Carole Lamarque
Europese regulering is niet klaar voor AI-technologie
Europa pioniert door als allereerste in de wereld spelregels op te stellen voor AI-technologie, schrijft Carole Lamarque. Maar die wetgeving is niet aangepast aan de exponentiële groeicurve van de technologie.

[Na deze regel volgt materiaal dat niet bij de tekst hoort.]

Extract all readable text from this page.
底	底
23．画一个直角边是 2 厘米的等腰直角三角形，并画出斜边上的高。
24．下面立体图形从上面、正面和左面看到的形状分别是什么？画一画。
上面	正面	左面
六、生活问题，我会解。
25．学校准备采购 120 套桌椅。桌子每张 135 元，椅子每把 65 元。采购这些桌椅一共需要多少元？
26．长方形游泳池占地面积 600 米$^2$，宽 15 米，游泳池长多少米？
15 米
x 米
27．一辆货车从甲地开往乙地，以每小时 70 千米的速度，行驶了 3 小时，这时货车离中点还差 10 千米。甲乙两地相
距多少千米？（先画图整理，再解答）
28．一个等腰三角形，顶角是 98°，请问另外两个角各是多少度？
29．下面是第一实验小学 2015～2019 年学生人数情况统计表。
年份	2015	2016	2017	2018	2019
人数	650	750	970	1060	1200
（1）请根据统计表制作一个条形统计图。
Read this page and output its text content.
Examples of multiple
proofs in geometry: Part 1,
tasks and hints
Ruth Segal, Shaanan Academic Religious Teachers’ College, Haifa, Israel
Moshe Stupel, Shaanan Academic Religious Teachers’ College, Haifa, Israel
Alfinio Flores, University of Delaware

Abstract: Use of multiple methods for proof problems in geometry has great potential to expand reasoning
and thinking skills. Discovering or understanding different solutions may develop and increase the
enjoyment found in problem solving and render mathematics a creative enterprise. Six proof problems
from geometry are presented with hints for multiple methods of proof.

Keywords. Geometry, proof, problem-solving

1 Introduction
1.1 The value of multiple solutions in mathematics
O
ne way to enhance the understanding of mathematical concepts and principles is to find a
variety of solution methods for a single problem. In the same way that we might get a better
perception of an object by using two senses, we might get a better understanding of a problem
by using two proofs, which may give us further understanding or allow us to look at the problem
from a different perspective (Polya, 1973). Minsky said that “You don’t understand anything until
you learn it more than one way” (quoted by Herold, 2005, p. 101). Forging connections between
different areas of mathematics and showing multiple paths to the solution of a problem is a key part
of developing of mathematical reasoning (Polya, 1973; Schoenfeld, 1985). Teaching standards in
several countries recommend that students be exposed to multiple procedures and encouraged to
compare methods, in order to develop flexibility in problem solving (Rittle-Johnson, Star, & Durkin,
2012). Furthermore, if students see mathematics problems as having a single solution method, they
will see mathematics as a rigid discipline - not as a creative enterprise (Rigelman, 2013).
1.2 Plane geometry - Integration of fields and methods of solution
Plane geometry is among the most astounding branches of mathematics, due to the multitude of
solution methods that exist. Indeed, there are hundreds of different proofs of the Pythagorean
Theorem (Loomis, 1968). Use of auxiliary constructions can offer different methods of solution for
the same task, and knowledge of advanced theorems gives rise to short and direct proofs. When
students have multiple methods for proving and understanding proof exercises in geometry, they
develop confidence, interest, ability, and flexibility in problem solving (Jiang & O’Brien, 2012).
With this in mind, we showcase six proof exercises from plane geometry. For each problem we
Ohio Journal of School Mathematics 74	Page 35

De Artificial Intelligence Act moet kunstmatige intelligentie betrouwbaarder en transparanter maken. De vraag is alleen of gedetailleerde, concrete wetgeving het juiste instrument is om een technologie die razendsnel evolueert te reguleren. Als de wetgeving in 2025 van kracht wordt, zal ze al prehistorisch zijn.
First things first: regulering van AI is absoluut nodig om te garanderen dat bedrijven en hun technische bollebozen deze baanbrekende technologie op een ethische, betrouwbare en transparante manier inzetten. Van fake news dat de democratie ondergraaft tot de capaciteit om stemmen exact na te bootsen (en dus te misbruiken): AI kan heel wat schade aanrichten. Dat gebeurt vandaag al. Ik ben een optimist als het op technologie aankomt, ik geloof dat AI wonderen kan doen voor onze gezondheid, onze levenskwaliteit, onze jobs en onze welvaart. Maar je mag optimisme niet verwarren met naïviteit. We mogen niet blind zijn voor de unintended consequences van AI. Door de uitwassen eruit te halen, versterken we net het vertrouwen in de technologie.

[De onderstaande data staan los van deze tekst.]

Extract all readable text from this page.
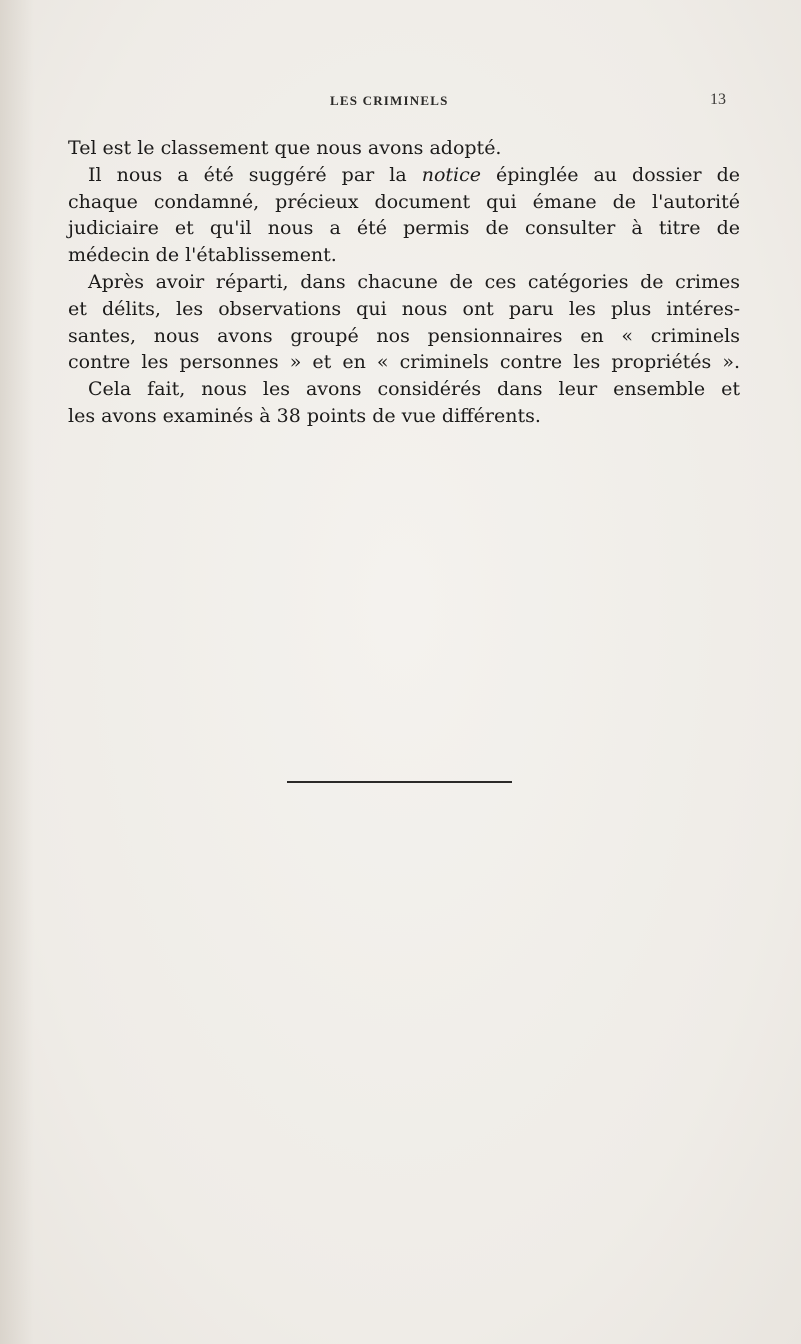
LES CRIMINELS	13
Tel est le classement que nous avons adopté.
Il nous a été suggéré par la notice épinglée au dossier de
chaque condamné, précieux document qui émane de l'autorité
judiciaire et qu'il nous a été permis de consulter à titre de
médecin de l'établissement.
Après avoir réparti, dans chacune de ces catégories de crimes
et délits, les observations qui nous ont paru les plus intéres-
santes, nous avons groupé nos pensionnaires en « criminels
contre les personnes » et en « criminels contre les propriétés ».
Cela fait, nous les avons considérés dans leur ensemble et
les avons examinés à 38 points de vue différents.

‘Regulering is dus nodig, maar technologie reguleren is altijd delicaat’
Regulering is dus nodig, maar technologie reguleren is altijd delicaat. Je moet de gebruiker en de samenleving als geheel beschermen, maar je moet dat zien te doen zonder innovatie te fnuiken of de concurrentiepositie van bedrijven te verzwakken. Dat is een reëel risico bij deze Artificial Intelligence Act.

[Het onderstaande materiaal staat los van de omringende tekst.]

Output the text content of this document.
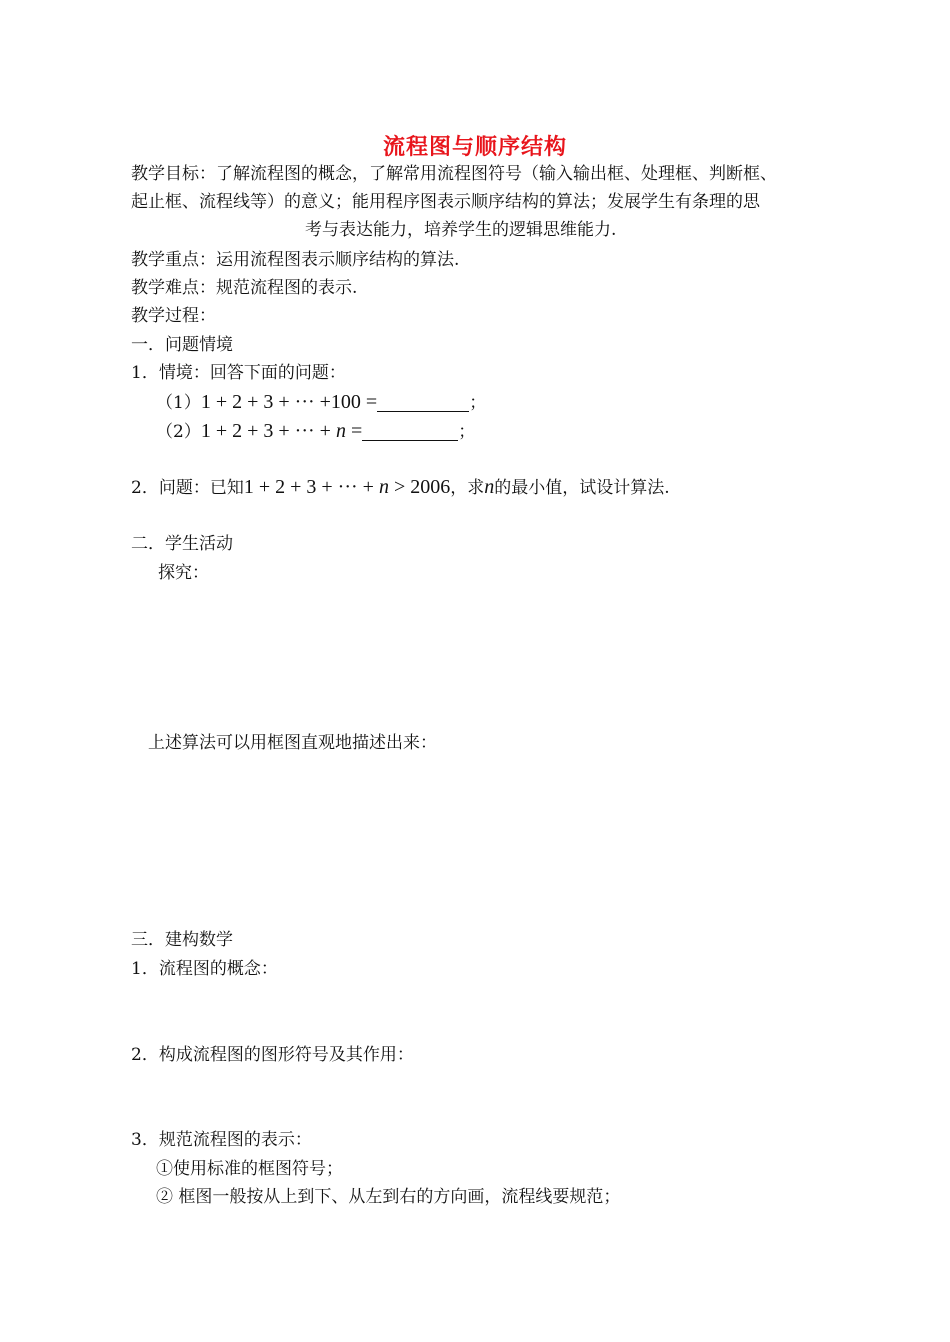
流程图与顺序结构
教学目标：了解流程图的概念，了解常用流程图符号（输入输出框、处理框、判断框、
起止框、流程线等）的意义；能用程序图表示顺序结构的算法；发展学生有条理的思
考与表达能力，培养学生的逻辑思维能力.
教学重点：运用流程图表示顺序结构的算法.
教学难点：规范流程图的表示.
教学过程：
一．问题情境
1．情境：回答下面的问题：
（1）1 + 2 + 3 + ··· +100 =	；
（2）1 + 2 + 3 + ··· + n =	；
2．问题：已知1 + 2 + 3 + ··· + n > 2006，求n的最小值，试设计算法.
二．学生活动
探究：
上述算法可以用框图直观地描述出来：
三．建构数学
1．流程图的概念：
2．构成流程图的图形符号及其作用：
3．规范流程图的表示：
①使用标准的框图符号；
② 框图一般按从上到下、从左到右的方向画，流程线要规范；
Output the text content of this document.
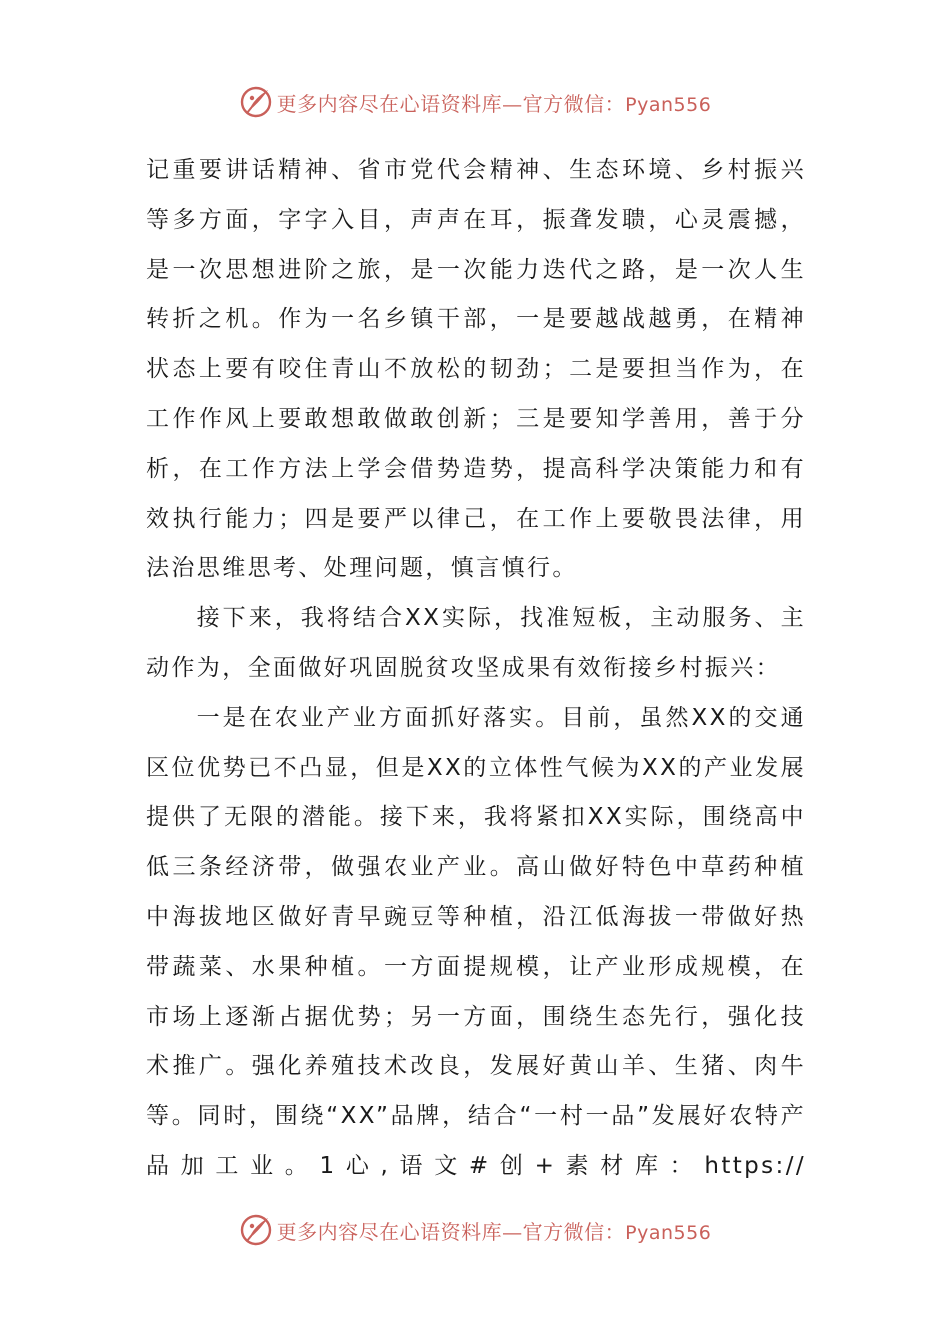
更多内容尽在心语资料库—官方微信：Pyan556

记重要讲话精神、省市党代会精神、生态环境、乡村振兴等多方面，字字入目，声声在耳，振聋发聩，心灵震撼，是一次思想进阶之旅，是一次能力迭代之路，是一次人生转折之机。作为一名乡镇干部，一是要越战越勇，在精神状态上要有咬住青山不放松的韧劲；二是要担当作为，在工作作风上要敢想敢做敢创新；三是要知学善用，善于分析，在工作方法上学会借势造势，提高科学决策能力和有效执行能力；四是要严以律己，在工作上要敬畏法律，用法治思维思考、处理问题，慎言慎行。

接下来，我将结合XX实际，找准短板，主动服务、主动作为，全面做好巩固脱贫攻坚成果有效衔接乡村振兴：

一是在农业产业方面抓好落实。目前，虽然XX的交通区位优势已不凸显，但是XX的立体性气候为XX的产业发展提供了无限的潜能。接下来，我将紧扣XX实际，围绕高中低三条经济带，做强农业产业。高山做好特色中草药种植中海拔地区做好青早豌豆等种植，沿江低海拔一带做好热带蔬菜、水果种植。一方面提规模，让产业形成规模，在市场上逐渐占据优势；另一方面，围绕生态先行，强化技术推广。强化养殖技术改良，发展好黄山羊、生猪、肉牛等。同时，围绕“XX”品牌，结合“一村一品”发展好农特产品加工业。1心,语文#创+素材库：https://

更多内容尽在心语资料库—官方微信：Pyan556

De trapsgewijze aanpak van het Europees parlement is nochtans een uitstekend vertrekpunt. De regulering ziet verschillende toepassingsgebieden van AI-technologie: van toepassingen met een klein risico (spamfilters, spelletjes) of een beperkt risico (chatbots) die geen of weinig regulering nodig hebben tot toepassingen met een groot risico (zelfrijdende wagens, robotchirurgie) waar het om mensenlevens gaat en strenge regels dus absoluut aangewezen zijn. De vierde categorie zijn de AI-toepassingen die ronduit onaanvaardbaar zijn en simpelweg verboden worden. Denk maar aan het kredietsysteem op Chinese leest, dat burgers een score geeft als ze zich goed of slecht gedragen.
Een deel van het parlement wil ook gezichtsherkenning in die laatste verboden categorie onderbrengen. Klinkt logisch, tot je de vraag stelt of die technologie geen noodzaak is om pakweg terroristen of kinderontvoerders op te sporen? Je ziet meteen dat het geen zwart-wit-verhaal is. Normen schuiven ook op. Wat vandaag aanvaardbaar is, is dat morgen misschien niet meer. Of omgekeerd.
Muffin of chihuahua?
Dat is voor mij meteen het grootste manco van de Artificial Intelligence Act: de wetgeving zal pas ingaan vanaf 2025. Voor technologie is twee jaar een eeuwigheid. Zéker voor AI-technologie. Twee jaar geleden konden AI-algoritmes het verschil niet zien tussen een muffin en een chihuahua. En kijk waar we nu staan. Op een klein jaar tijd heeft ChatGPT en andere generatieve AI de ene reuzensprong na de andere gezet. De Artificial Intelligence Act riskeert in 2025 dus ronduit prehistorisch te zijn. Technologie evolueert en groeit exponentieel snel. Regulering voor technologie moet dus ook opgesteld zijn voor exponentiële leercurves.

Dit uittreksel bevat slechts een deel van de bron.